//Nonbank mortgage employment hits 18-month low

Nonbank mortgage employment hits 18-month low

Employment at nondepository mortgage companies dropped considerably in November, as the combined effects of lower volumes and seasonal slowing reduced hiring needs.

Nonbank mortgage companies employed 337,000 workers in November, down 5,000 jobs from 342,000 jobs in October and 338,800 a year earlier, according to the Bureau of Labor Statistics. The BLS also added 500 jobs to its original October estimate.

Nondepository mortgage employment hasn’t been this low since May 2017, when independent mortgage banks and brokerages employed 334,200 workers. It’s also the largest one-month decline since January 2015, when nonbank mortgage companies cut 6,300 jobs.
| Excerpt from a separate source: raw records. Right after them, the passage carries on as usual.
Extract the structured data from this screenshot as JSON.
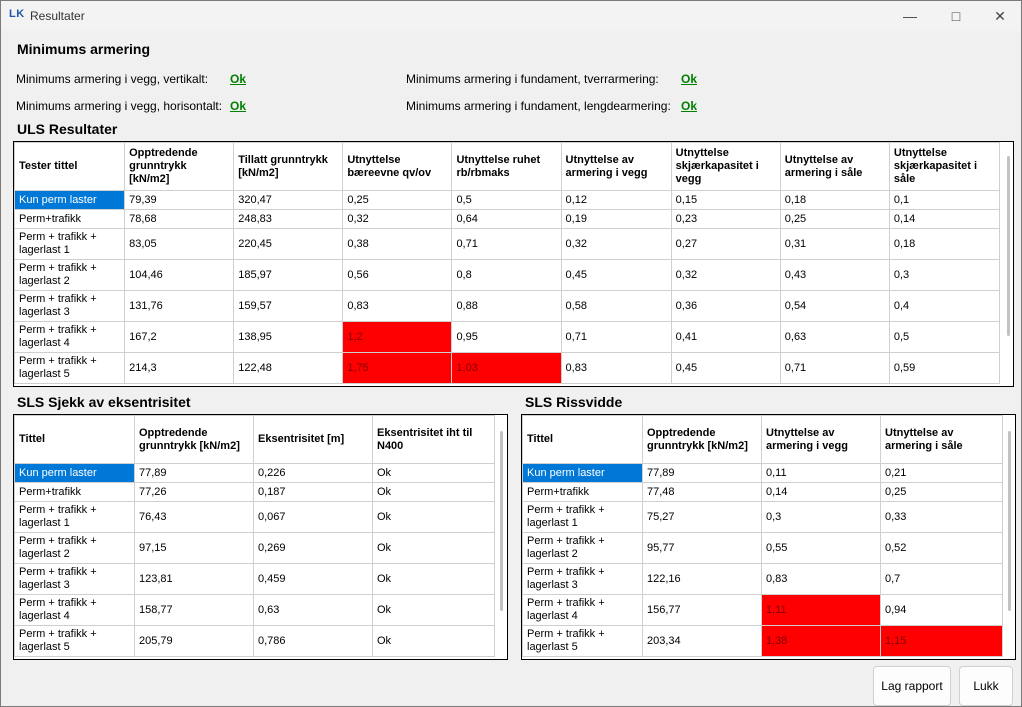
{
  "window": {
    "icon": "LK",
    "title": "Resultater",
    "minimize_icon": "minimize-icon",
    "maximize_icon": "maximize-icon",
    "close_icon": "close-icon"
  },
  "minimum": {
    "heading": "Minimums armering",
    "rows": [
      {
        "label": "Minimums armering i vegg, vertikalt:",
        "value": "Ok"
      },
      {
        "label": "Minimums armering i vegg, horisontalt:",
        "value": "Ok"
      },
      {
        "label": "Minimums armering i fundament, tverrarmering:",
        "value": "Ok"
      },
      {
        "label": "Minimums armering i fundament, lengdearmering:",
        "value": "Ok"
      }
    ]
  },
  "uls": {
    "heading": "ULS Resultater",
    "headers": [
      "Tester tittel",
      "Opptredende grunntrykk [kN/m2]",
      "Tillatt grunntrykk [kN/m2]",
      "Utnyttelse bæreevne qv/ov",
      "Utnyttelse ruhet rb/rbmaks",
      "Utnyttelse av armering i vegg",
      "Utnyttelse skjærkapasitet i vegg",
      "Utnyttelse av armering i såle",
      "Utnyttelse skjærkapasitet i såle"
    ],
    "rows": [
      [
        "Kun perm laster",
        "79,39",
        "320,47",
        "0,25",
        "0,5",
        "0,12",
        "0,15",
        "0,18",
        "0,1"
      ],
      [
        "Perm+trafikk",
        "78,68",
        "248,83",
        "0,32",
        "0,64",
        "0,19",
        "0,23",
        "0,25",
        "0,14"
      ],
      [
        "Perm + trafikk + lagerlast 1",
        "83,05",
        "220,45",
        "0,38",
        "0,71",
        "0,32",
        "0,27",
        "0,31",
        "0,18"
      ],
      [
        "Perm + trafikk + lagerlast 2",
        "104,46",
        "185,97",
        "0,56",
        "0,8",
        "0,45",
        "0,32",
        "0,43",
        "0,3"
      ],
      [
        "Perm + trafikk + lagerlast 3",
        "131,76",
        "159,57",
        "0,83",
        "0,88",
        "0,58",
        "0,36",
        "0,54",
        "0,4"
      ],
      [
        "Perm + trafikk + lagerlast 4",
        "167,2",
        "138,95",
        "1,2",
        "0,95",
        "0,71",
        "0,41",
        "0,63",
        "0,5"
      ],
      [
        "Perm + trafikk + lagerlast 5",
        "214,3",
        "122,48",
        "1,75",
        "1,03",
        "0,83",
        "0,45",
        "0,71",
        "0,59"
      ]
    ]
  },
  "sls_ecc": {
    "heading": "SLS Sjekk av eksentrisitet",
    "headers": [
      "Tittel",
      "Opptredende grunntrykk [kN/m2]",
      "Eksentrisitet [m]",
      "Eksentrisitet iht til N400"
    ],
    "rows": [
      [
        "Kun perm laster",
        "77,89",
        "0,226",
        "Ok"
      ],
      [
        "Perm+trafikk",
        "77,26",
        "0,187",
        "Ok"
      ],
      [
        "Perm + trafikk + lagerlast 1",
        "76,43",
        "0,067",
        "Ok"
      ],
      [
        "Perm + trafikk + lagerlast 2",
        "97,15",
        "0,269",
        "Ok"
      ],
      [
        "Perm + trafikk + lagerlast 3",
        "123,81",
        "0,459",
        "Ok"
      ],
      [
        "Perm + trafikk + lagerlast 4",
        "158,77",
        "0,63",
        "Ok"
      ],
      [
        "Perm + trafikk + lagerlast 5",
        "205,79",
        "0,786",
        "Ok"
      ]
    ]
  },
  "sls_crack": {
    "heading": "SLS Rissvidde",
    "headers": [
      "Tittel",
      "Opptredende grunntrykk [kN/m2]",
      "Utnyttelse av armering i vegg",
      "Utnyttelse av armering i såle"
    ],
    "rows": [
      [
        "Kun perm laster",
        "77,89",
        "0,11",
        "0,21"
      ],
      [
        "Perm+trafikk",
        "77,48",
        "0,14",
        "0,25"
      ],
      [
        "Perm + trafikk + lagerlast 1",
        "75,27",
        "0,3",
        "0,33"
      ],
      [
        "Perm + trafikk + lagerlast 2",
        "95,77",
        "0,55",
        "0,52"
      ],
      [
        "Perm + trafikk + lagerlast 3",
        "122,16",
        "0,83",
        "0,7"
      ],
      [
        "Perm + trafikk + lagerlast 4",
        "156,77",
        "1,11",
        "0,94"
      ],
      [
        "Perm + trafikk + lagerlast 5",
        "203,34",
        "1,38",
        "1,15"
      ]
    ]
  },
  "buttons": {
    "report": "Lag rapport",
    "close": "Lukk"
  },
  "colors": {
    "selected": "#0078d7",
    "exceeded": "#ff0000",
    "ok": "#008000"
  }
}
Home sales usually peak in August and then slow through the fall and winter months, although consumers have been increasingly buying in the off-season to get better pricing. Prior to November, hiring levels at nonbank lenders had remained higher to court these homebuyers.

“With mortgage rates about a half point lower than late last year, the Fed likely to move more slowly going forward, and home-price growth slowing a bit, today’s report points to a still strong job market that should support a solid spring housing market in 2019,” Mike Fratantoni, chief economist at the Mortgage Bankers Association, said in a press release.

The BLS releases industry-specific employment data a month after its national estimates. Overall, companies added 312,000 jobs to their payrolls in December. The BLS also added to its original estimates for November and October. The BLS now estimates that employers added 176,000 jobs in November and 274,000 in October.

The December unemployment rate was 3.9%, up from 3.7% in November and an upwardly revised 3.8% in October, as more job seekers entered the market.

“With the latest revisions, the average job growth over the last three months — at 254,000 — is remarkably strong. This is good news for the housing market, where the strong job market boosts the confidence of potential homebuyers. The strong reading was certainly needed, given the incredible stock market volatility this past month,” Fratantoni said.